Again, there are many ways of going wrong (for evil is infinite in nature, to use a Pythagorean figure, while good is finite), but only one way of going right; so that the one is easy and the other hard--easy to miss the mark and hard to hit it. On this account also, then, excess and deficiency are characteristic of vice, hitting the mean is characteristic of virtue: "Goodness is simple, evil takes any shape.""
[c] Newton would have been aware that Descartes destroyed his work "Le-Monde" which broke with Aristotelian tradition, in 1633, after hearing of the burning of all copies of Galileo's "Dialogue Concerning the Two Chief World Systems" in Rome and Galileo's punishment by the Inquisition. Eaton  cites Bossuet on this as follows; "'But 'M. Descartes,' remarks Bossuet, 'was always afraid of coming under the notice of the Church, and we see him taking precautions in this matter which go to excess.' He had before him 'the fate of the philosophers of the preceding century, who had ventured to question the accepted physical doctrines [Aristotelian]. Ramus, Bruno, Campanella, Vanini, had suffered for their opinions, and Descartes did not propose to join their company.'"

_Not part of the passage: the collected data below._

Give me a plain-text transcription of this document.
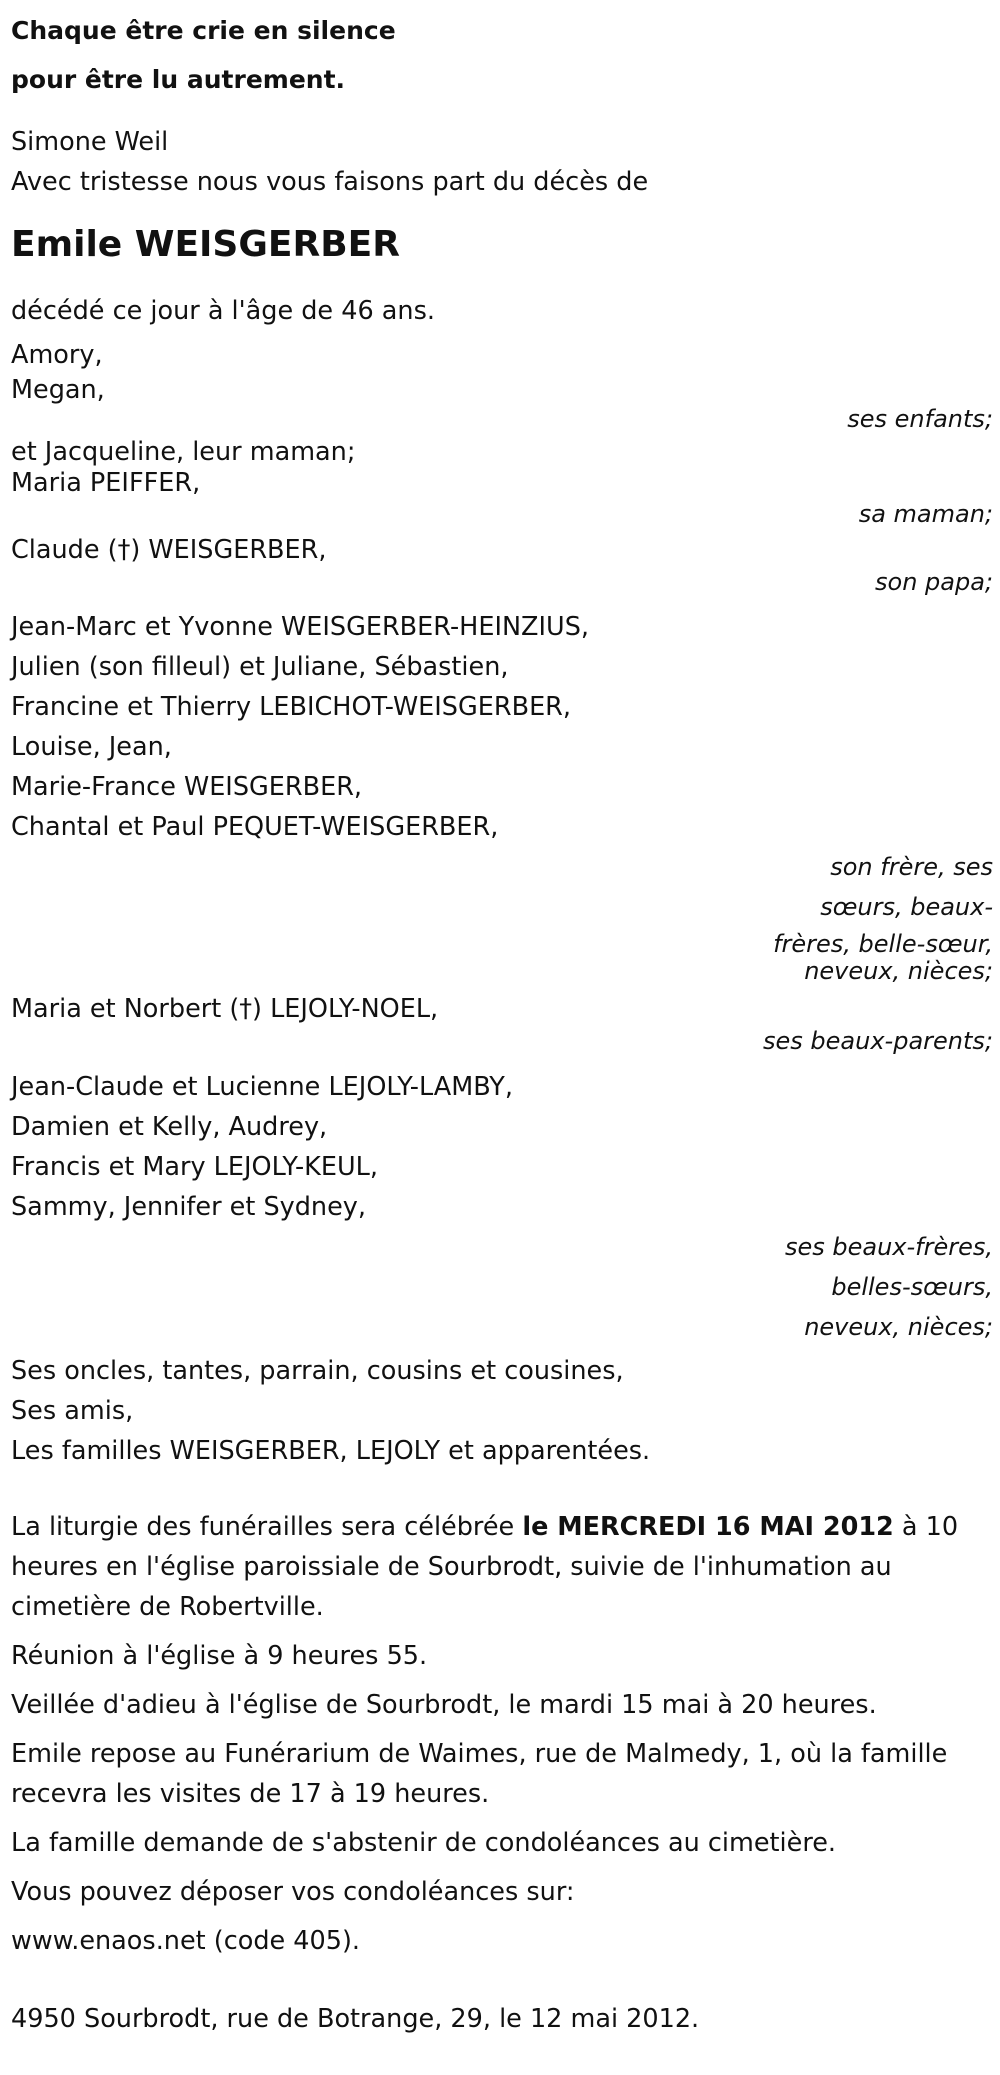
Chaque être crie en silence
pour être lu autrement.
Simone Weil
Avec tristesse nous vous faisons part du décès de
Emile WEISGERBER
décédé ce jour à l'âge de 46 ans.
Amory,
Megan,
ses enfants;
et Jacqueline, leur maman;
Maria PEIFFER,
sa maman;
Claude (†) WEISGERBER,
son papa;
Jean-Marc et Yvonne WEISGERBER-HEINZIUS,
Julien (son filleul) et Juliane, Sébastien,
Francine et Thierry LEBICHOT-WEISGERBER,
Louise, Jean,
Marie-France WEISGERBER,
Chantal et Paul PEQUET-WEISGERBER,
son frère, ses
sœurs, beaux-
frères, belle-sœur,
neveux, nièces;
Maria et Norbert (†) LEJOLY-NOEL,
ses beaux-parents;
Jean-Claude et Lucienne LEJOLY-LAMBY,
Damien et Kelly, Audrey,
Francis et Mary LEJOLY-KEUL,
Sammy, Jennifer et Sydney,
ses beaux-frères,
belles-sœurs,
neveux, nièces;
Ses oncles, tantes, parrain, cousins et cousines,
Ses amis,
Les familles WEISGERBER, LEJOLY et apparentées.
La liturgie des funérailles sera célébrée le MERCREDI 16 MAI 2012 à 10 heures en l'église paroissiale de Sourbrodt, suivie de l'inhumation au cimetière de Robertville.
Réunion à l'église à 9 heures 55.
Veillée d'adieu à l'église de Sourbrodt, le mardi 15 mai à 20 heures.
Emile repose au Funérarium de Waimes, rue de Malmedy, 1, où la famille recevra les visites de 17 à 19 heures.
La famille demande de s'abstenir de condoléances au cimetière.
Vous pouvez déposer vos condoléances sur:
www.enaos.net (code 405).
4950 Sourbrodt, rue de Botrange, 29, le 12 mai 2012.
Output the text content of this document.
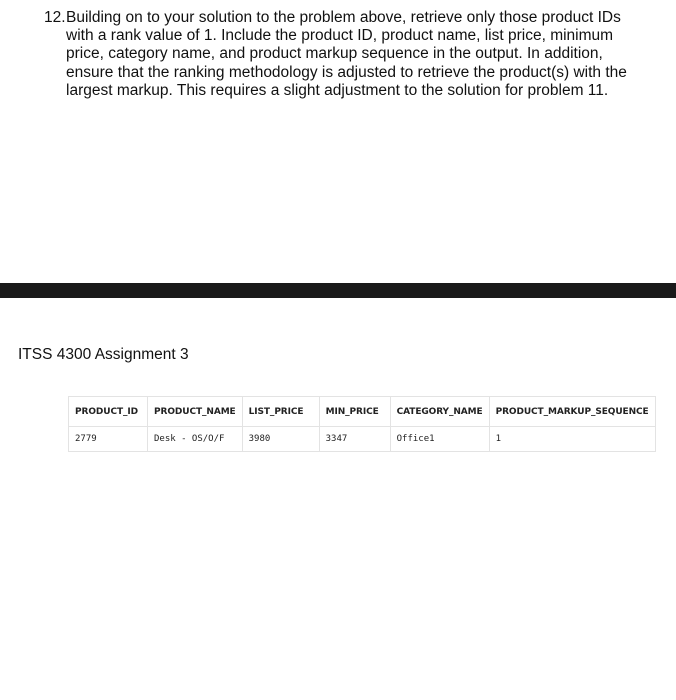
12. Building on to your solution to the problem above, retrieve only those product IDs with a rank value of 1. Include the product ID, product name, list price, minimum price, category name, and product markup sequence in the output. In addition, ensure that the ranking methodology is adjusted to retrieve the product(s) with the largest markup. This requires a slight adjustment to the solution for problem 11.
ITSS 4300 Assignment 3
PRODUCT_ID	PRODUCT_NAME	LIST_PRICE	MIN_PRICE	CATEGORY_NAME	PRODUCT_MARKUP_SEQUENCE
2779	Desk - OS/O/F	3980	3347	Office1	1
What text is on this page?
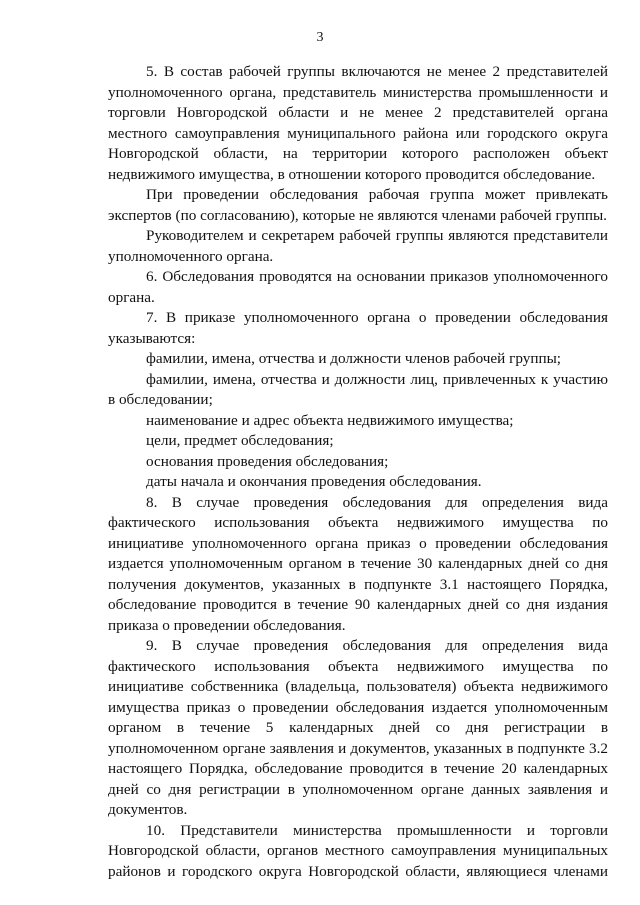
3

5. В состав рабочей группы включаются не менее 2 представителей уполномоченного органа, представитель министерства промышленности и торговли Новгородской области и не менее 2 представителей органа местного самоуправления муниципального района или городского округа Новгородской области, на территории которого расположен объект недвижимого имущества, в отношении которого проводится обследование.

При проведении обследования рабочая группа может привлекать экспертов (по согласованию), которые не являются членами рабочей группы.

Руководителем и секретарем рабочей группы являются представители уполномоченного органа.

6. Обследования проводятся на основании приказов уполномоченного органа.

7. В приказе уполномоченного органа о проведении обследования указываются:

фамилии, имена, отчества и должности членов рабочей группы;

фамилии, имена, отчества и должности лиц, привлеченных к участию в обследовании;

наименование и адрес объекта недвижимого имущества;

цели, предмет обследования;

основания проведения обследования;

даты начала и окончания проведения обследования.

8. В случае проведения обследования для определения вида фактического использования объекта недвижимого имущества по инициативе уполномоченного органа приказ о проведении обследования издается уполномоченным органом в течение 30 календарных дней со дня получения документов, указанных в подпункте 3.1 настоящего Порядка, обследование проводится в течение 90 календарных дней со дня издания приказа о проведении обследования.

9. В случае проведения обследования для определения вида фактического использования объекта недвижимого имущества по инициативе собственника (владельца, пользователя) объекта недвижимого имущества приказ о проведении обследования издается уполномоченным органом в течение 5 календарных дней со дня регистрации в уполномоченном органе заявления и документов, указанных в подпункте 3.2 настоящего Порядка, обследование проводится в течение 20 календарных дней со дня регистрации в уполномоченном органе данных заявления и документов.

10. Представители министерства промышленности и торговли Новгородской области, органов местного самоуправления муниципальных районов и городского округа Новгородской области, являющиеся членами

In 1637, four years after his suppression of Le Monde, Descartes published his classic Aristotelian thought-conformant work, "Discourse on the Method of Rightly Conducting the Reason and Seeking for Truth in the Sciences", introducing the four simple and terse logical propositions with the religio-cultural apologetic; "And as a multiplicity of laws often furnishes excuses for evil doing, and as a State is hence much better ruled when, having but very few laws, these are most strictly observed; ...".
Newton, a secretive man who studied alchemy as well as the "natural philosophies", would have known the dangers of working on the "harmonies" side of the fence. As Bohm points out, Newton's illuminating insight on the universality of gravity (Kepler had apparently understood this universality also but got hung up on Aristotle's flawed notion of inertia) appeared to come to him from the geometrical harmonies side; "as with the order of movement of an apple in fall, so with that of the moon, and so with all". Presenting it in this mythopoetic form would likely have raised the hair on the back of the neck of even the most conservative of witch-watchers. Newton's introduction of the abstract notion of a "field" (action at a distance) although raising protests from Leibnitz, Berkeley and others, intentionally or coincidentally provided the means of "laundering" his discovery so that he could express it in Aristotelian "rigid body" terms, F = g*m1*m2/d**2 and avoid expressing it in geometric-harmonic terms, beautiful as that would have been to the pre-Aristotelian mythopoetic cultures.